Britishness can be viewed just as much a sign of exclusion tinged with racism, as the flag of St George, the saltire of Scotland or the Welsh dragon. 

Sentamu offers a ray of hope. The Orange Party has a lot of time for the Uganda born archbishop. He wears his Christian heart on his sleeve, speaks with humility about humanity. Most of all he's not afraid to speak out. Even if that does get up the nose of the pseudos. 

Go along to any football or rugby game. The songs on the terraces are sung by children and adults, men and women, minority and majority ethnic groups belonging to all faiths and religions. You cannot get more inclusive than that. A "shared narrative" if you like the New Labour lingo.

The penny finally dropped when Brown's half-baked plan for a British Day was declared dead in the water. There never was such a thing as Britishness, expect in an ad man's dream and in the minds of smart alecs who dream up television programmes and political soundbites.

Sentamu, the most senior black Anglican, warned that it was vital for the country to find a sense of identity by looking deep into its largely Christian history using symbols such as St George.

It was vital he said “not to forgo our appreciation of an English identity for fear of upset or offence to those who claim such an identity has no place in a multicultural society. Englishness is not diminished by newcomers.”

Those who smell a scent of nationalism and the destruction of the United Kingdom in Sentamu's sentiments have nothing to fear. This has nothing to do with the constitutional monarchy of a United Kingdom. No one is arguing that should change. But the danger it is may not be united for much longer. 

Without this, Sentamu warned, more dangerous influences could fill the vacuum, “whether it be the terror of salafi-jihadism or the insidious institutional racism and bigotry of the British". 

A liberal democracy? Brown's plan to celebrate Britishness had nothing to do with national identity or pride. It was motivated by pure self political interest, an attempt to recreate Blair's 'Cool Britannia', a nostalgic throwback to days of Empire and a belated attempt to get naturalised UK citizens 'on side'.

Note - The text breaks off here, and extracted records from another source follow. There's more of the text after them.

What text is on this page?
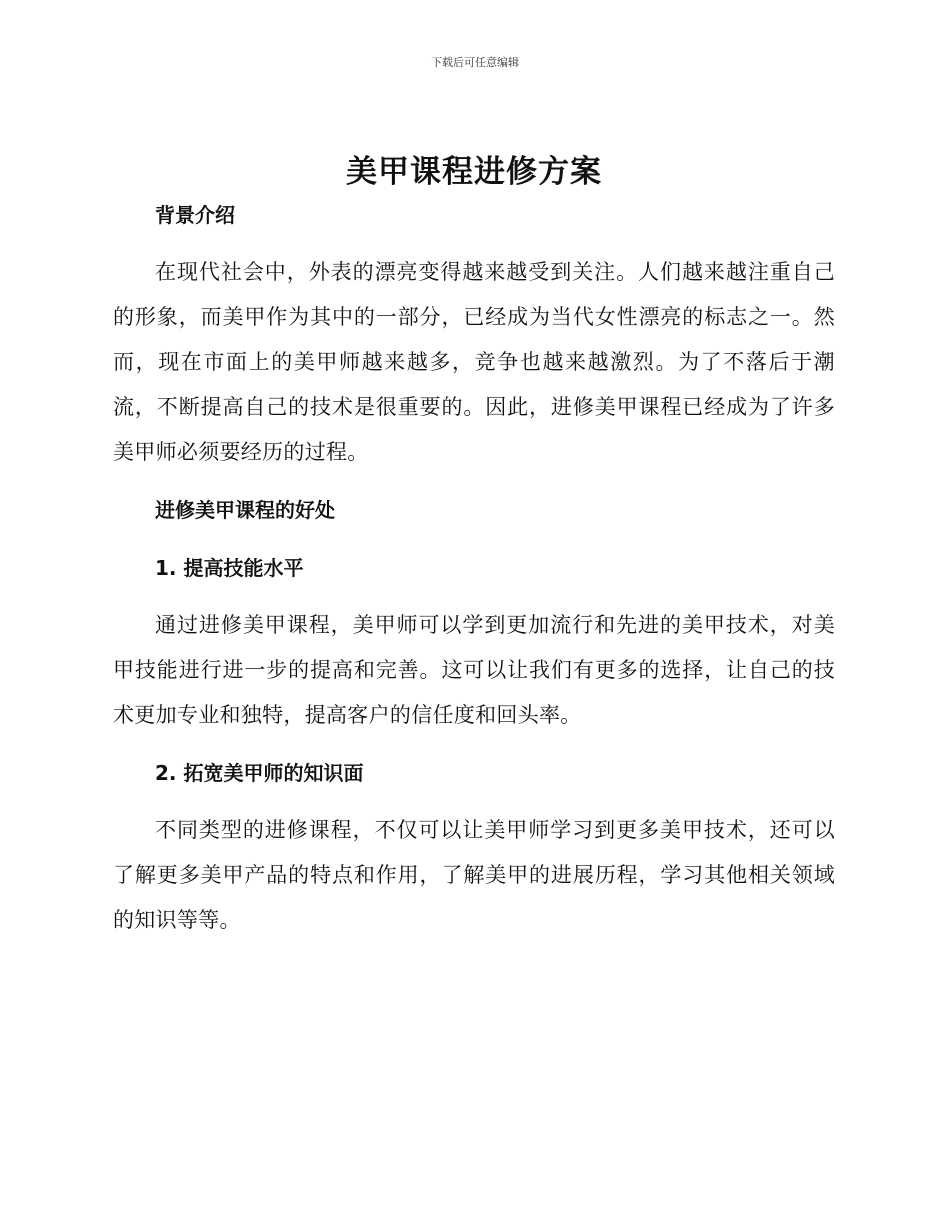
下载后可任意编辑
美甲课程进修方案

背景介绍

在现代社会中，外表的漂亮变得越来越受到关注。人们越来越注重自己的形象，而美甲作为其中的一部分，已经成为当代女性漂亮的标志之一。然而，现在市面上的美甲师越来越多，竞争也越来越激烈。为了不落后于潮流，不断提高自己的技术是很重要的。因此，进修美甲课程已经成为了许多美甲师必须要经历的过程。

进修美甲课程的好处

1. 提高技能水平

通过进修美甲课程，美甲师可以学到更加流行和先进的美甲技术，对美甲技能进行进一步的提高和完善。这可以让我们有更多的选择，让自己的技术更加专业和独特，提高客户的信任度和回头率。

2. 拓宽美甲师的知识面

不同类型的进修课程，不仅可以让美甲师学习到更多美甲技术，还可以了解更多美甲产品的特点和作用，了解美甲的进展历程，学习其他相关领域的知识等等。
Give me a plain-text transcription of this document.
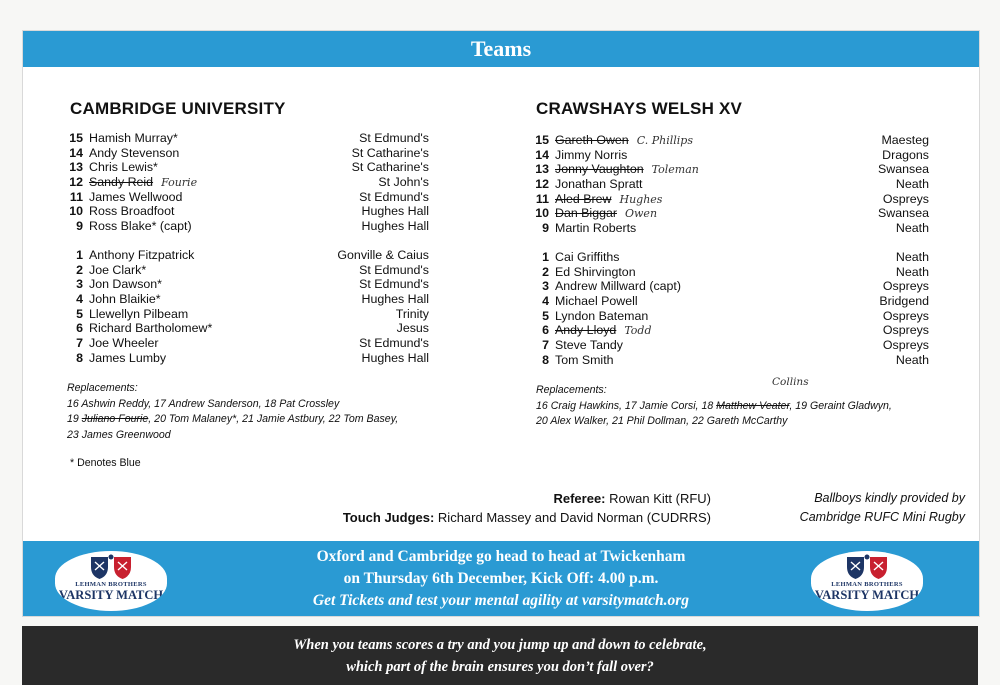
Teams
CAMBRIDGE UNIVERSITY	CRAWSHAYS WELSH XV
15 Hamish Murray*	St Edmund's
14 Andy Stevenson	St Catharine's
13 Chris Lewis*	St Catharine's
12 Sandy Reid Fourie	St John's
11 James Wellwood	St Edmund's
10 Ross Broadfoot	Hughes Hall
9 Ross Blake* (capt)	Hughes Hall
1 Anthony Fitzpatrick	Gonville & Caius
2 Joe Clark*	St Edmund's
3 Jon Dawson*	St Edmund's
4 John Blaikie*	Hughes Hall
5 Llewellyn Pilbeam	Trinity
6 Richard Bartholomew*	Jesus
7 Joe Wheeler	St Edmund's
8 James Lumby	Hughes Hall
15 Gareth Owen C. Phillips	Maesteg
14 Jimmy Norris	Dragons
13 Jonny Vaughton Toleman	Swansea
12 Jonathan Spratt	Neath
11 Aled Brew Hughes	Ospreys
10 Dan Biggar Owen	Swansea
9 Martin Roberts	Neath
1 Cai Griffiths	Neath
2 Ed Shirvington	Neath
3 Andrew Millward (capt)	Ospreys
4 Michael Powell	Bridgend
5 Lyndon Bateman	Ospreys
6 Andy Lloyd Todd	Ospreys
7 Steve Tandy	Ospreys
8 Tom Smith	Neath
Replacements:
16 Ashwin Reddy, 17 Andrew Sanderson, 18 Pat Crossley
19 Juliano Fourie, 20 Tom Malaney*, 21 Jamie Astbury, 22 Tom Basey,
23 James Greenwood
Replacements:
Collins
16 Craig Hawkins, 17 Jamie Corsi, 18 Matthew Veater, 19 Geraint Gladwyn,
20 Alex Walker, 21 Phil Dollman, 22 Gareth McCarthy
* Denotes Blue
Referee: Rowan Kitt (RFU)
Touch Judges: Richard Massey and David Norman (CUDRRS)
Ballboys kindly provided by
Cambridge RUFC Mini Rugby

Oxford and Cambridge go head to head at Twickenham

on Thursday 6th December, Kick Off: 4.00 p.m.

Get Tickets and test your mental agility at varsitymatch.org

LEHMAN BROTHERS
VARSITY MATCH
LEHMAN BROTHERS
VARSITY MATCH

When you teams scores a try and you jump up and down to celebrate,

which part of the brain ensures you don’t fall over?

The Orange Party has long argued that St George's Day should be a national holiday, sitting alongside a St David's Day national holiday for Wales. Scotland and Ireland already have one for their patron saints. 

Shakespeare placed St George at the heart of the national conscience, Spenser too in the Faerie Queen. As St George's Day approaches, the calls will be made once again for a St George's Day but will fall on deaf ears. 

With a twisted irony, the biggest stumbling block to Englishness is the English themselves. That English temperament prefers to sit back, fall down and let political correctness trample all over us, do nothing, look awkward and hope it will all just go away. 

Lie back and think of England but do nothing about it while the country is raped and ravaged and the English heart is ripped out. 

It's time for the English to wake up and take a lesson from Sentamu's heartfelt plea.

The Bishop rounded off his English sermon with the words of 'Land of Hope and Glory' and everyone joined in singing a verse of 'Jerusalem'. Now that's pure Heaven.